Cain criticizes Obama on space exploration


In a speech Saturday to young Republicans, the Georgia business executive was silent about sexual harassment accusations that have jolted his presidential campaign. Four women have accused Cain of sexually harassing them when he led the National Restaurant Association more than a decade ago; two of them filed complaints. Cain has denied wrongdoing.

In his speech, Cain praised President John F. Kennedy as a "great leader" for inspiring a national effort to put a man on the moon, a goal achieved when astronaut Neil Armstong stepped onto the moon's surface in 1969.

"He didn't say, `We might.' He didn't say, `Let's take a poll,"' Cain said. "He said, `We will.' And we did. Only for this president to move us back by canceling a major part of our space program."

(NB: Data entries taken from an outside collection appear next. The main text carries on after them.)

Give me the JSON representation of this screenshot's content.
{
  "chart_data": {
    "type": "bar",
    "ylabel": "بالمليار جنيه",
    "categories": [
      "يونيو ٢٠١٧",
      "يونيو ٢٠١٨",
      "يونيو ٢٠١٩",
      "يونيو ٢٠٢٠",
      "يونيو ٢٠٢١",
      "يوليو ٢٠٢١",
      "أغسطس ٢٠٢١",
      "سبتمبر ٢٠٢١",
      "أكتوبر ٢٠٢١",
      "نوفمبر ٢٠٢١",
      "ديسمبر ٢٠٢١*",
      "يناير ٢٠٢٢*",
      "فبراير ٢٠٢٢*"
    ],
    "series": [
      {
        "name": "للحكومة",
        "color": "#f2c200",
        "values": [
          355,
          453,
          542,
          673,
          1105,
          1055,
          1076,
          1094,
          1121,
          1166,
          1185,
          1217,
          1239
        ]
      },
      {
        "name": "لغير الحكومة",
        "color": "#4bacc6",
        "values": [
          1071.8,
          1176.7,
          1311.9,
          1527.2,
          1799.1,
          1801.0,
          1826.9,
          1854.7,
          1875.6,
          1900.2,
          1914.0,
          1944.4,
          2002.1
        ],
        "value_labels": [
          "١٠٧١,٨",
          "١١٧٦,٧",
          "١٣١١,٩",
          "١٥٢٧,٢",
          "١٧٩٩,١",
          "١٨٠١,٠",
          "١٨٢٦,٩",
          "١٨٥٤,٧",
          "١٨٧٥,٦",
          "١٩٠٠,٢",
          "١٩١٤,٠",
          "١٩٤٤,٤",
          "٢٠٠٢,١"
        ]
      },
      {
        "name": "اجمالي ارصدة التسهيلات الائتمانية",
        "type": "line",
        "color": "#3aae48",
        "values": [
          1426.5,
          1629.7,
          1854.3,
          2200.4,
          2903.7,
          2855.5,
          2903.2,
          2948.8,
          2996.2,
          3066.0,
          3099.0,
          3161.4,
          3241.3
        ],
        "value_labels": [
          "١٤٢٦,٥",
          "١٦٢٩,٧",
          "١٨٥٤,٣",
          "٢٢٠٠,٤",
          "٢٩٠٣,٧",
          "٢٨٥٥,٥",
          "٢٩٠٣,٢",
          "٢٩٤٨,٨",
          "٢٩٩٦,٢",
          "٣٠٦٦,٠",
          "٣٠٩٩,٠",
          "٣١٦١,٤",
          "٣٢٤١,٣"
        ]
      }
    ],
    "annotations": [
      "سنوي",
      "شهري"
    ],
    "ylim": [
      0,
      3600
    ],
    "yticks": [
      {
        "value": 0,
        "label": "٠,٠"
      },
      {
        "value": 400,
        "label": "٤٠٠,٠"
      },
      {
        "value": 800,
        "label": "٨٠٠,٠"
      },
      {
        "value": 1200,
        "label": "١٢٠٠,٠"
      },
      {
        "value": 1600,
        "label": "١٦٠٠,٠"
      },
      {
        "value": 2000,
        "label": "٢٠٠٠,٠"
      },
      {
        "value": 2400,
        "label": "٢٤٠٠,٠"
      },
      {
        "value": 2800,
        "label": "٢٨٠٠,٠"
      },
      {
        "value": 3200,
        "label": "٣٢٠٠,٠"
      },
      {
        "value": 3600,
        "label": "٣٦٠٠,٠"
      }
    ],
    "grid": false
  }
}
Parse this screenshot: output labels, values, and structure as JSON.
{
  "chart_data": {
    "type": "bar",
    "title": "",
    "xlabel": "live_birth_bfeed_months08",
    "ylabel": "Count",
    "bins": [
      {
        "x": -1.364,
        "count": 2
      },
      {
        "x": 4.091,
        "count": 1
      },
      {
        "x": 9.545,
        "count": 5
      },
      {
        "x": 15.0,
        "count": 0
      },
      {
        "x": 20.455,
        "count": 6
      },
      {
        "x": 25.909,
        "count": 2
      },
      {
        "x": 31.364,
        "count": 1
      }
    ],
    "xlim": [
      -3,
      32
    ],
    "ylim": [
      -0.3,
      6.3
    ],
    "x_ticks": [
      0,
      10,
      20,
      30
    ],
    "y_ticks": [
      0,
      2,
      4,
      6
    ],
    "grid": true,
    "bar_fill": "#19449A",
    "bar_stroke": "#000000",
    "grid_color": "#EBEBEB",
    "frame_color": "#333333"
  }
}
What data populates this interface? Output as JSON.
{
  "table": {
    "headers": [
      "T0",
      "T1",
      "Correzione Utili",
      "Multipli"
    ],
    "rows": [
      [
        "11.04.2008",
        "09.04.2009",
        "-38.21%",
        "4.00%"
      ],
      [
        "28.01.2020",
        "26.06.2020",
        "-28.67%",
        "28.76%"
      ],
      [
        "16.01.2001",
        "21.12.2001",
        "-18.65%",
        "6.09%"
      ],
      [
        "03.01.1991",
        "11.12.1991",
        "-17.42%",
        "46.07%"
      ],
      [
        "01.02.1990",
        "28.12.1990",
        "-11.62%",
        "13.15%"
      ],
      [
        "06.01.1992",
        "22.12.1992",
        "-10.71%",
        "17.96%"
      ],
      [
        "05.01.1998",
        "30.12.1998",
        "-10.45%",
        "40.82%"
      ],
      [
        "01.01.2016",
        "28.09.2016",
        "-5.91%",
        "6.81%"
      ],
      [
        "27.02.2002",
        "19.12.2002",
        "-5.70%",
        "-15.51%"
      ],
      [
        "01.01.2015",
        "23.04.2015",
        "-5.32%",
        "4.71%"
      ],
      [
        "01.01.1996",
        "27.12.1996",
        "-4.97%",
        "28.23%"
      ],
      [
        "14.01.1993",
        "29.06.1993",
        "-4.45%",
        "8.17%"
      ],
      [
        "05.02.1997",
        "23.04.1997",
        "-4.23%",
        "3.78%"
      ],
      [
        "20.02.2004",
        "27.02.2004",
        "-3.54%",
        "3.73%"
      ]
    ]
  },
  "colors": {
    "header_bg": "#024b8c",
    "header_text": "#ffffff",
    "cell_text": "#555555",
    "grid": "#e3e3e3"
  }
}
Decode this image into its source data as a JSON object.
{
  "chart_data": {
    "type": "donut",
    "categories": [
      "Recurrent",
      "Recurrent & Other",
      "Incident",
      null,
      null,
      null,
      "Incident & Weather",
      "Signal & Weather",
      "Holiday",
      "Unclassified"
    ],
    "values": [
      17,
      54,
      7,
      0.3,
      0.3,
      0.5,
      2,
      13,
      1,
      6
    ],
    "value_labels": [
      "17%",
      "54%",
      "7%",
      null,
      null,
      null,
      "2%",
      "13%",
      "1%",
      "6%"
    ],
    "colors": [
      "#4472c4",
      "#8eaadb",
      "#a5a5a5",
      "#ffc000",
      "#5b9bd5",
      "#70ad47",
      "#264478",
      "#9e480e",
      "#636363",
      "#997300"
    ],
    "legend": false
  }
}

Cain also criticized Obama for using Russian technology to ferry astronauts and cargo to the International Space Station.

"I can tell you that as president of the United States, we are not going to bum a ride to outer space with Russia," Cain said to loud applause. "We're going to regain our rightful place in terms of technology, space technology."

Cain was talking about U.S. plans, now that the space shuttle is retired, to use Russian rockets to send astronauts to the International Space Station. In the meantime, NASA is focused on explorations deeper in space.

It was Bush who decided in 2004 to retire the space shuttle program. The Republican president still supported sending astronauts to the moon and Mars.

Obama, once in office, dropped the goal of a moon mission. Instead, NASA has plans to build a giant rocket capable of sending astronauts to an asteroid and eventually Mars. It wants to outsource to private companies the task of ferrying astronauts and cargo to the space station -- a job previously performed by the space shuttle.

Until private companies are ready, NASA will keep buying seats on Russian Soyuz capsules to get astronauts to the space station. The cost per person to fly on a Soyuz is expected to rise from $56 million to $63 million, which is still cheaper than flying on the shuttle.

Cain did not explain how he thinks the United States should explore outer space and did not take questions from reporters afterward.

Cain spoke in advance of a Republican debate Saturday in South Carolina focused on foreign policy.